How We Do AI - Two Professionals. One Mindset.
Tom and Paco address community questions about their IICOR productivity learning platform, including an upcoming major update (myICOR 5.0) with 73 new video lessons. They discuss Claude AI memory management challenges, the distinction between personal and business productivity systems, and why foundational productivity frameworks must precede AI implementation.
Summary
The session opens with Tom and Paco explaining they are departing from their usual format to directly address questions and comments from their inner circle community members. They begin by responding to a concern from a member named Julius about feeling overwhelmed by the apparent scale of 290 lessons across 70 courses in the IICOR platform. Tom clarifies that the actual IICOR journey consists of only 73 sequential lessons, and that the larger number reflects supplementary content. He then announces a major upcoming platform update, myICOR 5.0, which includes 73 new video lessons to complement the existing text-based growth assignments, improved cross-referencing between learning resources, and a cleaner integration of YouTube videos, articles, and podcast content directly beneath relevant course lessons.
The hosts explain the core philosophy of IICOR: it is a tool-agnostic productivity framework that covers digital note-taking, personal knowledge management, task management, project management, automation, and now AI. The IICOR framework is visualized as concentric circles representing personal and business productivity areas, and members are encouraged to map their existing tools onto this framework before beginning any courses. Tom emphasizes that most members end up discovering redundancies and gaps in their tool stacks simply by going through this process.
A significant portion of the discussion centers on Claude AI's memory system and how it causes confusion for users. Paco argues that Claude's built-in chat memory is an artifact of an earlier era and recommends users who have committed to Claude Code or Co-work should stop using Claude Chat entirely, as the two systems create conflicting and uncontrollable memory states. Tom demonstrates his 'close chat' command stored in his claude.md file, which triggers his AI agent team to summarize and log the session's conclusions into a structured database — ensuring only the signal, not the noise, is retained. Both hosts advocate for user-controlled local markdown file storage over LLM-managed memory.
The conversation then addresses a question about whether IICOR is designed for individuals or businesses. Tom and Paco firmly state it is built for working professionals, which naturally extends to business contexts. They caution strongly against deploying shared AI systems across teams before individuals have mastered their own personal productivity systems. Paco, who oversees four companies with over 70 staff, describes his approach of focusing AI implementation at the individual level first, leaving existing team project management tools (like ClickUp) unchanged, and allowing the quality and quantity of individual outputs to improve organically. Tom shares his own corporate experience of using personal productivity mastery to gain full visibility over his workload and communicate clearly with management about priorities.

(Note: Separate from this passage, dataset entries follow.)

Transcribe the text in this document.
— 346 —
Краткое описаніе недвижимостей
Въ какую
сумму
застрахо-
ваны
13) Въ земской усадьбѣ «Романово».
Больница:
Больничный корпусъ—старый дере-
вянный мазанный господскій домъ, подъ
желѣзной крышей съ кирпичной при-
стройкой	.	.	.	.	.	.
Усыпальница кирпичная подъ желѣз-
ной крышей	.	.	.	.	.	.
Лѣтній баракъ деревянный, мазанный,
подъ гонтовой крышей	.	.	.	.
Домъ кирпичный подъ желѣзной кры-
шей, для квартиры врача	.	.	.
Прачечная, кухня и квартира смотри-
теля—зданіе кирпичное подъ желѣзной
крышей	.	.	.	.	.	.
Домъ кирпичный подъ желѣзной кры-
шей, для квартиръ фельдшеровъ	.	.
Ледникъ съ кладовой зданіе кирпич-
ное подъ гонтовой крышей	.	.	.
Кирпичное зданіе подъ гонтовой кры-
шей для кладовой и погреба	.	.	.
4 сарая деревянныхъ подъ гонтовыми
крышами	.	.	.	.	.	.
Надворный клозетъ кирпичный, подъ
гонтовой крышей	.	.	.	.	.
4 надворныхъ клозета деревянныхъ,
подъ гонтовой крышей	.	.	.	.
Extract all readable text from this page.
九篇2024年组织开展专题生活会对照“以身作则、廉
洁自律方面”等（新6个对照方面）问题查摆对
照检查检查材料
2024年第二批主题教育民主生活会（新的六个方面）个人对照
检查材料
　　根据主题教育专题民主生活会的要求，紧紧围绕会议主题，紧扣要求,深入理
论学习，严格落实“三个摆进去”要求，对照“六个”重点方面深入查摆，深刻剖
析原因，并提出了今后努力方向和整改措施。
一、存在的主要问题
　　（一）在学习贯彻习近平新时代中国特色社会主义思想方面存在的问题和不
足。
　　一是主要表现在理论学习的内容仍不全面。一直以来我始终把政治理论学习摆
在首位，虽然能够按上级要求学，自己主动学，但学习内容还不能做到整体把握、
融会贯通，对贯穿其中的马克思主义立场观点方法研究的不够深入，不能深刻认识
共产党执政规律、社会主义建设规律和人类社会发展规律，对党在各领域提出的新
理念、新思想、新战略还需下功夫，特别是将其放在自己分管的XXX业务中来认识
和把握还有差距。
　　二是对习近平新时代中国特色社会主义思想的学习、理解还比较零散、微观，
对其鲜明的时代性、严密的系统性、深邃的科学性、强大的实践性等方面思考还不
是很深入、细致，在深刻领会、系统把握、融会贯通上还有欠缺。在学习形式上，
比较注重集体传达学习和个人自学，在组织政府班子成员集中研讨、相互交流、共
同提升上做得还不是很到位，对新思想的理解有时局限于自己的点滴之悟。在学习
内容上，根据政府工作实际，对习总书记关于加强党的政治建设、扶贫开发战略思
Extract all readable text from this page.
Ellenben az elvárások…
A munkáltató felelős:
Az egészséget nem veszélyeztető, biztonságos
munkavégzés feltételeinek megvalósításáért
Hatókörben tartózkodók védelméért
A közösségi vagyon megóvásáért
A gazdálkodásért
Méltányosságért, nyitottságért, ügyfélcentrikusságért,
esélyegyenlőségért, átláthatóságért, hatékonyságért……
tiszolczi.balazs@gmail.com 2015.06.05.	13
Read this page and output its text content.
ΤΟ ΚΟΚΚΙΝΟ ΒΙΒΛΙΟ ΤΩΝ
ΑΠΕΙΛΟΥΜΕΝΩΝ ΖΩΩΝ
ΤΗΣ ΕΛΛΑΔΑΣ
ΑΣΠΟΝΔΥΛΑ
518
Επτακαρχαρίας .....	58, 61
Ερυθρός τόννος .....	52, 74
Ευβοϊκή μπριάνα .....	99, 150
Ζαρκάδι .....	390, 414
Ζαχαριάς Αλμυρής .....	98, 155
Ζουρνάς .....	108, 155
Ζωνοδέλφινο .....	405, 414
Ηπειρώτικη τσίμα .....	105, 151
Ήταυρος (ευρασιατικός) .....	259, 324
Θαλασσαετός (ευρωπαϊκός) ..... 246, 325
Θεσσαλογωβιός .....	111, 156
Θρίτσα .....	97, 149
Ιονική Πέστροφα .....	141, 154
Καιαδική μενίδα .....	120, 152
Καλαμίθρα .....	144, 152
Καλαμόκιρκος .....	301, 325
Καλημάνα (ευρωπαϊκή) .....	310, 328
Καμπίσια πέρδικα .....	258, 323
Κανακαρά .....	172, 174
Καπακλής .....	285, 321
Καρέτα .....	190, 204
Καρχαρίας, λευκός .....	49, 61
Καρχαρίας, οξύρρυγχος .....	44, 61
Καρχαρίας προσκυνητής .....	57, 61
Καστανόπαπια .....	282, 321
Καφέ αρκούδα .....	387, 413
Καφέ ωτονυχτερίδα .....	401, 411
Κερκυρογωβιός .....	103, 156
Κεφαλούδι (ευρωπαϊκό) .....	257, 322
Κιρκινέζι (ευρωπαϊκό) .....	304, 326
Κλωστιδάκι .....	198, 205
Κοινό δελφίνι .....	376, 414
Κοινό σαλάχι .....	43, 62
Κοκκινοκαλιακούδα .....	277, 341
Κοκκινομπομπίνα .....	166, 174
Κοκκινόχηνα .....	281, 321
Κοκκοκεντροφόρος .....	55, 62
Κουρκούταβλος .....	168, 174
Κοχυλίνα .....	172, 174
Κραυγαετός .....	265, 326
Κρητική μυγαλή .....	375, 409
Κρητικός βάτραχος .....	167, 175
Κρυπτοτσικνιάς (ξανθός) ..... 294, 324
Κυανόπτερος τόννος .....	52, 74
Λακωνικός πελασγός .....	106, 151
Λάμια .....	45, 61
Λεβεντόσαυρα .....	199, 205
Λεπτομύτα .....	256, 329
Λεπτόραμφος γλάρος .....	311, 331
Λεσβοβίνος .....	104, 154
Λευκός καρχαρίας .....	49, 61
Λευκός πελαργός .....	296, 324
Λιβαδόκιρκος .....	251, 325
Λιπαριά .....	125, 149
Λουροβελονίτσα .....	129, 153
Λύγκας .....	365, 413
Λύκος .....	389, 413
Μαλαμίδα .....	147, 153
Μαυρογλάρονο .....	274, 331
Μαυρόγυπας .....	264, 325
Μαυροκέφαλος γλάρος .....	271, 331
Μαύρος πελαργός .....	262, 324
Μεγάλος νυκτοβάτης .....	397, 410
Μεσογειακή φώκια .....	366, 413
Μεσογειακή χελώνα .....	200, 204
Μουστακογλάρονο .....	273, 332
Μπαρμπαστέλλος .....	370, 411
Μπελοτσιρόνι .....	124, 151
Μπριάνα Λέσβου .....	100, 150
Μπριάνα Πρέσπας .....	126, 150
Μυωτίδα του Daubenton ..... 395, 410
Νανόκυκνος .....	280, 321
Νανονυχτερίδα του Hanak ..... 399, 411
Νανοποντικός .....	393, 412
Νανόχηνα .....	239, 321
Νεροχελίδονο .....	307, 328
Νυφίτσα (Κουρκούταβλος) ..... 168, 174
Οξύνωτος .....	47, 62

The hosts also tackle a follow-up question about version control and maintaining a single source of truth for shared business AI context. Tom explains that read-only file access — whether via SharePoint, Google Docs, or MCP connections — allows team members to pull consistent context into their personal AI systems without risking data contamination. He notes that their own community uses a similar model, giving inner circle members read-only MCP access to IICOR resources to enrich their personal PKA systems.
The session closes with discussions on Claude's terms of service (warning against using tools like OpenClaw or shared accounts), a reminder that learning transcripts cannot simply be fed to AI as prompts without personal context, and a showcase of the inner circle's event recording library, which includes comprehensive AI-generated summaries, timestamps, prompt templates, and troubleshooting guides. An upcoming workshop on Wednesday is highlighted, with 130 members already signed up.
Key Insights
- Paco argues that Claude's built-in chat memory belongs to the past, claiming that once a user commits to storing context in local markdown files, it makes no sense to return to chat-based memory because the user loses control over what the LLM memorizes and cannot rely on it being relevant or accurate.
- Tom demonstrates a 'close chat' command in his claude.md file that instructs his AI agent team to summarize and log only the conclusions of a session into a structured database, arguing that meetings produce confusion in the middle and only the conclusion matters — so AI logging should capture signal, not noise.
- Paco contends that 95% of businesses fail at AI implementation because they attempt to deploy AI across teams before individuals have solid personal productivity foundations, and that the correct approach is to empower each person's individual work first and let team-level improvement compound from there.
- Tom warns that sharing a personal AI agent folder with team members causes the AI to speak on behalf of others in your name, and recommends instead providing read-only file access — via SharePoint, Google Docs, or MCP connections — so team members can pull consistent business context into their own separate personal AI systems.
- Paco argues that defining concepts with precise, unambiguous language is the critical foundation for effective AI use, claiming that if you deliver a clear three-line definition of a term like 'note' to an LLM, it will reference that concept correctly every time — and that this is exactly what IICOR's methodology provides as a structural advantage over improvised AI prompting.